Memory objects (dnnl::memory) encapsulate handles to memory allocated on a specific engine, tensor dimensions, data type, and memory format – the way tensor indices map to offsets in linear memory space. Memory objects are passed to primitives during execution.

Levels of Abstraction

oneDNN has multiple levels of abstractions for primitives and memory objects in order to expose maximum flexibility to its users.

On the logical level, the library provides the following abstractions:

  • Memory descriptors (dnnl::memory::desc) define the logical dimensions of a tensor, data type, and the format in which the data is laid out in memory. The special format any (dnnl::memory::format_tag::any) indicates that the actual format will be defined later.

  • Operation descriptors (one for each supported primitive) describe the most basic properties of an operation without specifying, for example, which engine will be used to compute them. For example, convolution descriptor describes shapes of source, destination, and weights tensors, propagation kind (forward, backward with respect to data or weights), and other implementation-independent parameters.

  • Primitive descriptors (dnnl::primitive_desc_base is the base class and each of the supported primitives have their own version) are at an abstraction level in between operation descriptors and primitives and can be used to inspect details of a specific primitive implementation like expected memory formats via queries to implement memory format propagation (see Memory format propagation) without having to fully instantiate a primitive.

Abstraction level

Memory object

Primitive objects

Logical description

Memory descriptor

Operation descriptor

Intermediate description

N/A

Primitive descriptor

Implementation

Memory object

Primitive

General API notes

There are certain assumptions on how oneDNN objects behave:

  • Memory and operation descriptors behave similarly to trivial types.

  • All other objects behave like shared pointers. Copying is always shallow.

oneDNN objects can be empty in which case they are not valid for any use. Memory descriptors are special in this regard, as their empty versions are regarded as zero memory descriptors that can be used to indicate absence of a memory descriptor. Empty objects are usually created using default constructors, but also may be a result of an error during object construction (see the next section).

Error Handling

All oneDNN functions throw the following exception in case of error.

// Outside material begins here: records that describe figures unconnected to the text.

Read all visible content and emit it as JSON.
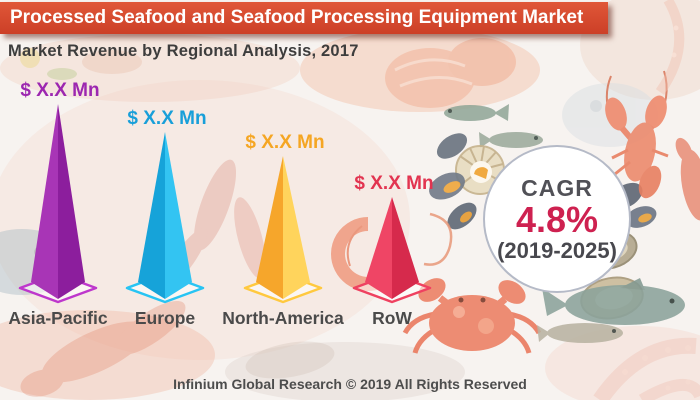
{
  "header": {
    "title": "Processed Seafood and Seafood Processing Equipment Market",
    "subtitle": "Market Revenue by Regional Analysis, 2017"
  },
  "chart_data": {
    "type": "bar",
    "style": "3d-cone-pyramids",
    "title": "Market Revenue by Regional Analysis, 2017",
    "year": "2017",
    "categories": [
      "Asia-Pacific",
      "Europe",
      "North-America",
      "RoW"
    ],
    "values": [
      "$ X.X Mn",
      "$ X.X Mn",
      "$ X.X Mn",
      "$ X.X Mn"
    ],
    "relative_heights": [
      1.0,
      0.84,
      0.71,
      0.48
    ],
    "cagr": "4.8%",
    "cagr_period": "2019-2025",
    "legend": "none",
    "grid": false
  },
  "cones": [
    {
      "region": "Asia-Pacific",
      "value_label": "$ X.X Mn",
      "face_left": "#a835b6",
      "face_right": "#8c1e9d",
      "outline": "#be37cc",
      "label_color": "#9c27b0",
      "rel_height": 1.0
    },
    {
      "region": "Europe",
      "value_label": "$ X.X Mn",
      "face_left": "#16a3d9",
      "face_right": "#33c4f2",
      "outline": "#28c4f3",
      "label_color": "#189fd9",
      "rel_height": 0.84
    },
    {
      "region": "North-America",
      "value_label": "$ X.X Mn",
      "face_left": "#f6a62b",
      "face_right": "#ffd45c",
      "outline": "#ffc93f",
      "label_color": "#f5a623",
      "rel_height": 0.71
    },
    {
      "region": "RoW",
      "value_label": "$ X.X Mn",
      "face_left": "#ef4565",
      "face_right": "#d62a4c",
      "outline": "#ef4160",
      "label_color": "#e23450",
      "rel_height": 0.48
    }
  ],
  "cagr": {
    "label": "CAGR",
    "value": "4.8%",
    "period": "(2019-2025)",
    "value_color": "#ce2150",
    "text_color": "#4c4c52"
  },
  "footer": {
    "text": "Infinium Global Research © 2019 All Rights Reserved"
  },
  "colors": {
    "banner_bg": "#d8472e",
    "banner_text": "#ffffff",
    "subtitle_text": "#3d3d3d",
    "region_label": "#4a4a4a",
    "background": "#f7f3f0"
  },
  "background_illustrations": [
    "salmon-fillet-wash",
    "sardine-fish",
    "scallop-shell",
    "mussels",
    "shrimp",
    "crab",
    "lobster",
    "oysters",
    "gray-fish",
    "octopus-tentacles",
    "crayfish-wash",
    "left-fish-wash"
  ]
}
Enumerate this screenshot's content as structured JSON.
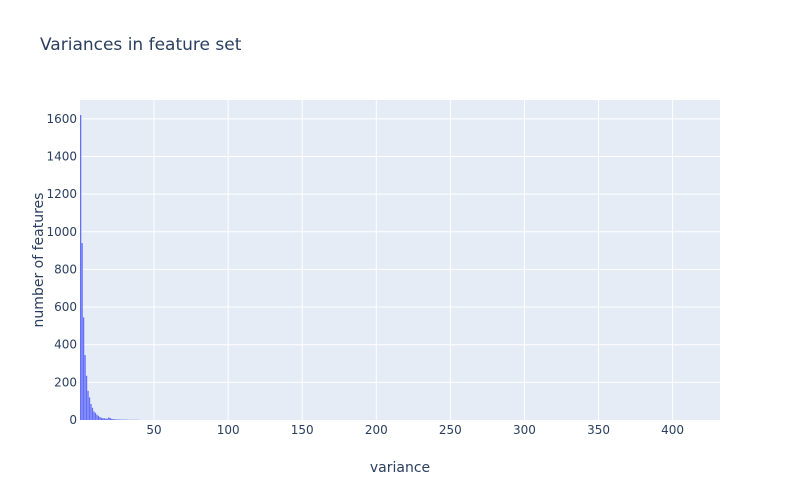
{
  "chart_data": {
    "type": "bar",
    "title": "Variances in feature set",
    "xlabel": "variance",
    "ylabel": "number of features",
    "xlim": [
      0,
      432
    ],
    "ylim": [
      0,
      1700
    ],
    "x_ticks": [
      50,
      100,
      150,
      200,
      250,
      300,
      350,
      400
    ],
    "y_ticks": [
      0,
      200,
      400,
      600,
      800,
      1000,
      1200,
      1400,
      1600
    ],
    "bin_width": 1,
    "x": [
      0,
      1,
      2,
      3,
      4,
      5,
      6,
      7,
      8,
      9,
      10,
      11,
      12,
      13,
      14,
      15,
      16,
      17,
      18,
      19,
      20,
      21,
      22,
      23,
      24,
      25,
      26,
      27,
      28,
      29,
      30,
      31,
      32,
      33,
      34,
      35,
      36,
      37,
      38,
      39
    ],
    "values": [
      1620,
      940,
      545,
      345,
      235,
      155,
      120,
      85,
      65,
      45,
      38,
      28,
      22,
      16,
      12,
      10,
      9,
      8,
      7,
      14,
      10,
      6,
      5,
      4,
      3,
      3,
      3,
      2,
      2,
      2,
      2,
      2,
      1,
      1,
      1,
      1,
      1,
      1,
      1,
      1
    ],
    "grid": true,
    "colors": {
      "bar": "#636efa",
      "plot_bg": "#e5ecf6",
      "grid": "#ffffff",
      "text": "#2a3f5f"
    }
  }
}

struct error : public exception

The exception class.

Additionally, many oneDNN functions that construct or return oneDNN objects have a boolean allow_empty parameter that defaults to false and that makes the library to return an empty object (a zero object in case of memory descriptors) when an object cannot be constructed instead of throwing an error.

Namespaces

All oneDNN functions and classes reside in ::dnnl namespace. The functions that accept or return DPC++ objects such as command queues or buffers reside in ::dnnl::sycl_interop namespace.

Furthermore, oneDNN defines ::oneapi::dnnl namespace, that is an alias for the ::dnnl namespace.